Le doute des fonctionnaires est d’ailleurs au cœur de « Schizonoïa », diagnostic approfondi des ravages causés par le néo-libéralisme et sa logique de rentabilité sur des professions touchant au social. « Je vous apprendrai la haine » a ceci d’original qu’au-delà de la dénonciation poignante et même urticante de la violence policière gratuite et des humiliations de la garde à vue, on y trouve enchâssée les textes de deux chansons imaginaires de rap. « Sparadrap et bouts de ficelles » séduit, en plus de ses multiples exemples de dégradation sociale liée à la réduction généralisée des budgets, par sa construction formelle, puisque l’on suit la journée d’une femme SDF et de son fils face aux avanies d’administrations sourdes à la misère, de médecins refusant la CMU ou d’enfants souvent cruels pour les plus pauvres qu’eux avec à chaque fois des éclairages de l’intérieur, permettant davantage de nuance dans le propos.

« La morale de l’histoire » est insidieusement plus cruel, brossant le portrait d’une jeune enseignante, ayant dû jouer la stripteaseuse afin de financer ses études, et dont le passé revient la frapper en pleine face en la personne d’un client devenu parent d’élève. L’auteur semble d’ailleurs y plaider contre l’évaluation à tout crin des élèves (et plus généralement des individus), ainsi que pour une éducation qui ne sacrifie pas l’ambition et le contenu (ici, l’indispensable chronologie historique, nécessaire à toute approche thématique). Au passage, on sent bien chez Claude Ecken une connaissance intime du milieu professionnel qu’il évoque (avec ces parents toujours prêts à contester les décisions des professeurs), et ce dans toutes les nouvelles.

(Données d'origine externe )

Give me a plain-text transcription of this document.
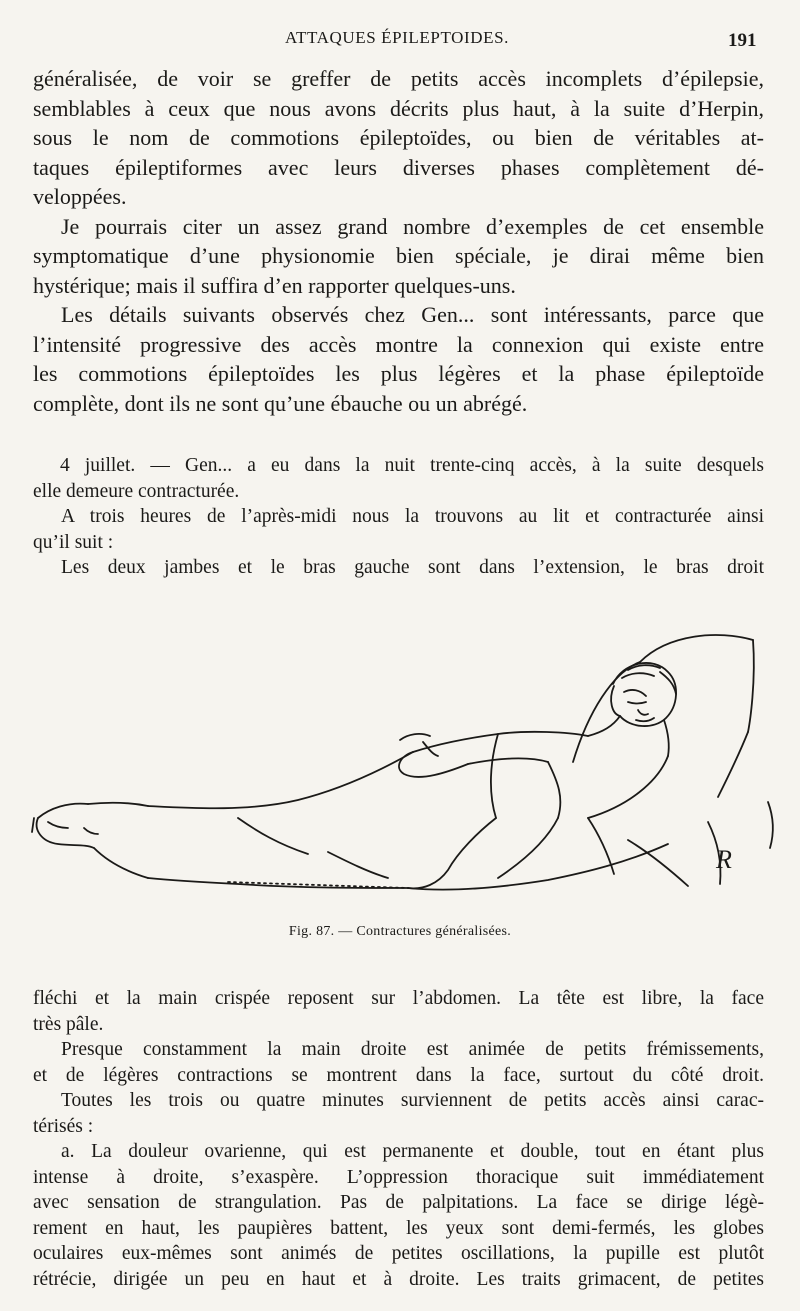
ATTAQUES ÉPILEPTOIDES.	191
généralisée, de voir se greffer de petits accès incomplets d’épilepsie,
semblables à ceux que nous avons décrits plus haut, à la suite d’Herpin,
sous le nom de commotions épileptoïdes, ou bien de véritables at-
taques épileptiformes avec leurs diverses phases complètement dé-
veloppées.
Je pourrais citer un assez grand nombre d’exemples de cet ensemble
symptomatique d’une physionomie bien spéciale, je dirai même bien
hystérique; mais il suffira d’en rapporter quelques-uns.
Les détails suivants observés chez Gen... sont intéressants, parce que
l’intensité progressive des accès montre la connexion qui existe entre
les commotions épileptoïdes les plus légères et la phase épileptoïde
complète, dont ils ne sont qu’une ébauche ou un abrégé.
4 juillet. — Gen... a eu dans la nuit trente-cinq accès, à la suite desquels
elle demeure contracturée.
A trois heures de l’après-midi nous la trouvons au lit et contracturée ainsi
qu’il suit :
Les deux jambes et le bras gauche sont dans l’extension, le bras droit
R
Fig. 87. — Contractures généralisées.
fléchi et la main crispée reposent sur l’abdomen. La tête est libre, la face
très pâle.
Presque constamment la main droite est animée de petits frémissements,
et de légères contractions se montrent dans la face, surtout du côté droit.
Toutes les trois ou quatre minutes surviennent de petits accès ainsi carac-
térisés :
a. La douleur ovarienne, qui est permanente et double, tout en étant plus
intense à droite, s’exaspère. L’oppression thoracique suit immédiatement
avec sensation de strangulation. Pas de palpitations. La face se dirige légè-
rement en haut, les paupières battent, les yeux sont demi-fermés, les globes
oculaires eux-mêmes sont animés de petites oscillations, la pupille est plutôt
rétrécie, dirigée un peu en haut et à droite. Les traits grimacent, de petites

Dans « La ville de cristal », sont analysés la vidéo-surveillance et son totalitarisme rampant, ainsi que l’urbanisme uniforme, mis en cause, entre autres, par le collectif Pièces et main d’œuvre ou par Jean-Luc Debry (Le cauchemar pavillonnaire) ; au passage, le portrait du président, vulgaire et inculte, ressemble fort à celui du désormais ancien locataire de l’Elysée… « Pierre Martino, un cas », encore plus clinique que les autres, se révèle particulièrement troublant, dans son portrait d’un individu abimé par la vie, que tout accuse, à commencer par cette volonté d’évaluation précoce et généralisée du risque. Enfin, l’ultime nouvelle, « 2021 », se rapproche davantage de l’univers de Dick, à travers son oscillation entre deux réalités tout aussi hésitantes, un texte qui tranche quelque peu avec le reste du recueil ; une forme de conclusion, qui synthétise cet éclatement de notre société en microcosmes localisés spatialement facilitant d’autant le contrôle.

Un portrait à la fois réaliste et cru de notre société actuelle, dont la seule limite tient sans doute aux perspectives envisagées pour un changement, la bonne volonté de certains ou la non-violence devant accompagner la critique sociale (dans « Je vous apprendrai la haine »). A certains égards, on retrouve là la réussite d’un roman en forme de recueil de nouvelles comme Les monades urbaines, de Robert Silverberg.